His goal is to reindustrialise the US and to repatriate jobs and taxes he thinks US companies should be paying at home rather than abroad. While currently at a 21% corporate tax rate, the US for a long time operated at a 35% corporate tax rate, pushing some of its biggest companies to push for lower taxes.

To revive local industry, Trump wants to shorten the supply chain and make sure more components are manufactured locally.


What does the data on trade show?

The US is the largest importer of goods in the world, buying $3tn-worth of products in 2023. Its largest trade deficit is with China, from where it imports $279bn more than it exports, followed by the EU at $208bn.

EU-US trade is worth €1.6tn but only three countries – Ireland, Germany and Italy – enjoy a surplus in goods trade.

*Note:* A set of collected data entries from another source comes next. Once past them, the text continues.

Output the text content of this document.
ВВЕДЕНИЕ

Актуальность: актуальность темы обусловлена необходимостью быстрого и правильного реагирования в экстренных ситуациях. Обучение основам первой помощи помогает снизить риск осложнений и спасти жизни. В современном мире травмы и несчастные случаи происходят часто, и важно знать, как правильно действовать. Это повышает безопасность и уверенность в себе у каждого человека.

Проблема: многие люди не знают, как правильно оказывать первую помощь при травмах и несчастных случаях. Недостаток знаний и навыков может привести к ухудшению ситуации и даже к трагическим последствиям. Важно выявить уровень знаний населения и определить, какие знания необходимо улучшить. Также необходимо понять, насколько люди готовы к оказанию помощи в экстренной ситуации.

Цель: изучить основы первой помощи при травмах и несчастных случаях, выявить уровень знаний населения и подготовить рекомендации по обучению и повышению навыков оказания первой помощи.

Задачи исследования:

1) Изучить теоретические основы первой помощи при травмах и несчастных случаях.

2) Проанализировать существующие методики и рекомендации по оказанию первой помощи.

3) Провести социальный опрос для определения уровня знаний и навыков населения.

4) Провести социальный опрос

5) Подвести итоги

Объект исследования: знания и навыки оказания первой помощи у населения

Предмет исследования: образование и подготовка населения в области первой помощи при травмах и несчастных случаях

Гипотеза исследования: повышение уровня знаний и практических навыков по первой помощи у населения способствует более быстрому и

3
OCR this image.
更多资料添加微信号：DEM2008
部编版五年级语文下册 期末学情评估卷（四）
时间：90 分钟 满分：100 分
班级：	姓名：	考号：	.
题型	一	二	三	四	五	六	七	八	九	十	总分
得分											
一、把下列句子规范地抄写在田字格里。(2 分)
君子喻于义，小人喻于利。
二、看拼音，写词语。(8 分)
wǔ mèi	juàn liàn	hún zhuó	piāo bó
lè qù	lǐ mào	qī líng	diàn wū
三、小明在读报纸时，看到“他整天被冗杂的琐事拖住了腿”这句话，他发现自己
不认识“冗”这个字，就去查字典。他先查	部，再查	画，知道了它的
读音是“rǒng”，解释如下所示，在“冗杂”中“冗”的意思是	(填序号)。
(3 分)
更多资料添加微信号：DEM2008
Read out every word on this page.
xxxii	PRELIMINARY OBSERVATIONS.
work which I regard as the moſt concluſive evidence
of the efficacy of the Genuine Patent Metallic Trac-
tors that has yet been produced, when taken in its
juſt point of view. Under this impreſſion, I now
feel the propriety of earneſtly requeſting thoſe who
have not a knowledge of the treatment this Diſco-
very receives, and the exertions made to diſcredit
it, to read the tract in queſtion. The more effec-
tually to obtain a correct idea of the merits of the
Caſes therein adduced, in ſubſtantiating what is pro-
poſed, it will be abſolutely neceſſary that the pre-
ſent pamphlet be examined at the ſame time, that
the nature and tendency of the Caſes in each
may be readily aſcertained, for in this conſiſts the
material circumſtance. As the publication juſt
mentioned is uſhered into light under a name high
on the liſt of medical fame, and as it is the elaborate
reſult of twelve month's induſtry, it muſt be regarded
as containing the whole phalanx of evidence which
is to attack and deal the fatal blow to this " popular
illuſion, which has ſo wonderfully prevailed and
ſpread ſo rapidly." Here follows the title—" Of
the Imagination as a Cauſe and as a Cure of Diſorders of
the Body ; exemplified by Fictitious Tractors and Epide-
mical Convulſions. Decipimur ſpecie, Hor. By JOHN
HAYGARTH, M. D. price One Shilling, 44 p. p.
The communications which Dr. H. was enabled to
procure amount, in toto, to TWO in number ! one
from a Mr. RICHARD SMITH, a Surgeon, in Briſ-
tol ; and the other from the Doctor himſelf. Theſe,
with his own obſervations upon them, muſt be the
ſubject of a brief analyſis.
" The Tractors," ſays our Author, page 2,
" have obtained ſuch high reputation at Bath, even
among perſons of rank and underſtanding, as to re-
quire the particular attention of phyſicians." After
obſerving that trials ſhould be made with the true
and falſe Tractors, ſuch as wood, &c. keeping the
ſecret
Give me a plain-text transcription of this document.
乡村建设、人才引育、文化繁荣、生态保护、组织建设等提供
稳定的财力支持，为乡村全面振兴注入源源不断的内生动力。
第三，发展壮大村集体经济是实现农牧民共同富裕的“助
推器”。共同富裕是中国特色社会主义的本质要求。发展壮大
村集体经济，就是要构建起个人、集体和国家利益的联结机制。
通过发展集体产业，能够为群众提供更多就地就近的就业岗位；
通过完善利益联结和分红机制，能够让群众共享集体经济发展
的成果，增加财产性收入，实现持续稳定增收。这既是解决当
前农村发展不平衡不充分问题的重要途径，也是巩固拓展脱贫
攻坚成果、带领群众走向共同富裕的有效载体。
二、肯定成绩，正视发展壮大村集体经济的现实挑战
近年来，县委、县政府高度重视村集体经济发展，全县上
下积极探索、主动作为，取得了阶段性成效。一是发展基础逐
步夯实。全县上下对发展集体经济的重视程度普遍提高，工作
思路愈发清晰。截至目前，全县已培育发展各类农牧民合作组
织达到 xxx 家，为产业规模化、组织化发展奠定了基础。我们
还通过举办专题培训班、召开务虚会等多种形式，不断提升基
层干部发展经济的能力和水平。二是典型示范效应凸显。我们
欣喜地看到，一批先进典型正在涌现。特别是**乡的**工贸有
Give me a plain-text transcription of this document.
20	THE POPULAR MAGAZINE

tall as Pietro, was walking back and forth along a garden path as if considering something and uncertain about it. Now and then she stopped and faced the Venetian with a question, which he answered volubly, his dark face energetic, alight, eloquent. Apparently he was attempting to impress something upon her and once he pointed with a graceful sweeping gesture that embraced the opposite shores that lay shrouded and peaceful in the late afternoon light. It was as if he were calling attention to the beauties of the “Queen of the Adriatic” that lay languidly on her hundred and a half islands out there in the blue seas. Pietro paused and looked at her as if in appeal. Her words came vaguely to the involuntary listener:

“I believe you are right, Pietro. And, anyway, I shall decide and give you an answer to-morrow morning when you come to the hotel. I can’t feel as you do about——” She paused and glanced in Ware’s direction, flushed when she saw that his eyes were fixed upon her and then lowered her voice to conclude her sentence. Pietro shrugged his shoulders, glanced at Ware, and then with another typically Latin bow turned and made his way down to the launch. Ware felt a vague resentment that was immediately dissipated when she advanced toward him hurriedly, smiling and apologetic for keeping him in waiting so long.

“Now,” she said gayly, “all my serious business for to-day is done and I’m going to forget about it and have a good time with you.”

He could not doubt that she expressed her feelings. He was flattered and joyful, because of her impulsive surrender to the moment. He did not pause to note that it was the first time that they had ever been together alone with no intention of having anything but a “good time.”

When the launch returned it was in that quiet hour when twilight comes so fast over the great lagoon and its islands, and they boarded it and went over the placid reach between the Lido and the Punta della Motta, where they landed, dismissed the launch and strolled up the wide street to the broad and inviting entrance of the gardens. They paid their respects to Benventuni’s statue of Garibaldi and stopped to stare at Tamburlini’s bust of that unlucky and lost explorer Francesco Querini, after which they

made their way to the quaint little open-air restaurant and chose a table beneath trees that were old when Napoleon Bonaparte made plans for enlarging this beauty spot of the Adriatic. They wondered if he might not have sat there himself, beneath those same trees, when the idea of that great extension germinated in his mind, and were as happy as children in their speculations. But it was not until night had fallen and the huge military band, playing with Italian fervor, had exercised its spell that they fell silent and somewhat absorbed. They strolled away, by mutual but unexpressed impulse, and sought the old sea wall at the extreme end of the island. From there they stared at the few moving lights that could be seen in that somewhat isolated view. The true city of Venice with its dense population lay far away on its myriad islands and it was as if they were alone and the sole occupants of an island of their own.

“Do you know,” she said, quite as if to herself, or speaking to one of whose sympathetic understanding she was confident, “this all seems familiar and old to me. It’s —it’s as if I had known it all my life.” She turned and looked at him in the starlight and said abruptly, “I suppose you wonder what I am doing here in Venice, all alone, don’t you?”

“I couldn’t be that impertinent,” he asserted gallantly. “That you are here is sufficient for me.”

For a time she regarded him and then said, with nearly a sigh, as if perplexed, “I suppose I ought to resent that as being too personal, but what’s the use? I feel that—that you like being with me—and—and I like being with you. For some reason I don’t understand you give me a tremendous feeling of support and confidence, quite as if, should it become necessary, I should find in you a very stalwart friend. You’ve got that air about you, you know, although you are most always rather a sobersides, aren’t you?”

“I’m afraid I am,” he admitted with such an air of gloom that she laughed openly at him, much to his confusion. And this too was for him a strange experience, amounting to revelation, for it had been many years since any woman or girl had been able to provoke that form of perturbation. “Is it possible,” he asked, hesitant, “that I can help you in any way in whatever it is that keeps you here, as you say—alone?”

Germany’s trade surplus in goods was €57bn in 2023, according to official US data. In 2023, Germany sold €144bn-worth of goods to the US, of which €22bn was on cars. By contrast, the US sold €87bn-worth of goods to Germany, including €8.25bn-worth of cars.

Ireland has the second-largest trade imbalance, a surplus of €50bn largely caused by the export of pharmaceuticals to the US from large US multinationals. But it has been consistently singled out by Trump and is seen as highly exposed.

Italy has a trade surplus of €41bn, selling about €65bn-worth of goods to the US. Packaged medicines and cars account for about €5bn and €4.66bn of all exports respectively.

The UK has a more balanced relationship with the US. The US is Britain’s largest single-export market, worth £60.4bn in goods in 2023, accounting for 15.3% of the global total. The UK imported £57.9bn in goods from the US.


How is business reacting?

The US markets are spooked, with S&P 500 and Nasdaq closing March trade with their worst quarter performance since Russia’s invasion of Ukraine in 2022.

The EU is presenting itself as a safe haven. “I do think investors at the moment are re-evaluating the EU and investing in the European Union. I think there’s a growing appreciation of the value of predictability and order on the global stage,” said Paschal Donohoe, Ireland’s finance minister.

So far this year, the pan-European Stoxx 600 index has gained 6.4%, while the US S&P 500 index has lost 5% and had its worst quarter since 2022.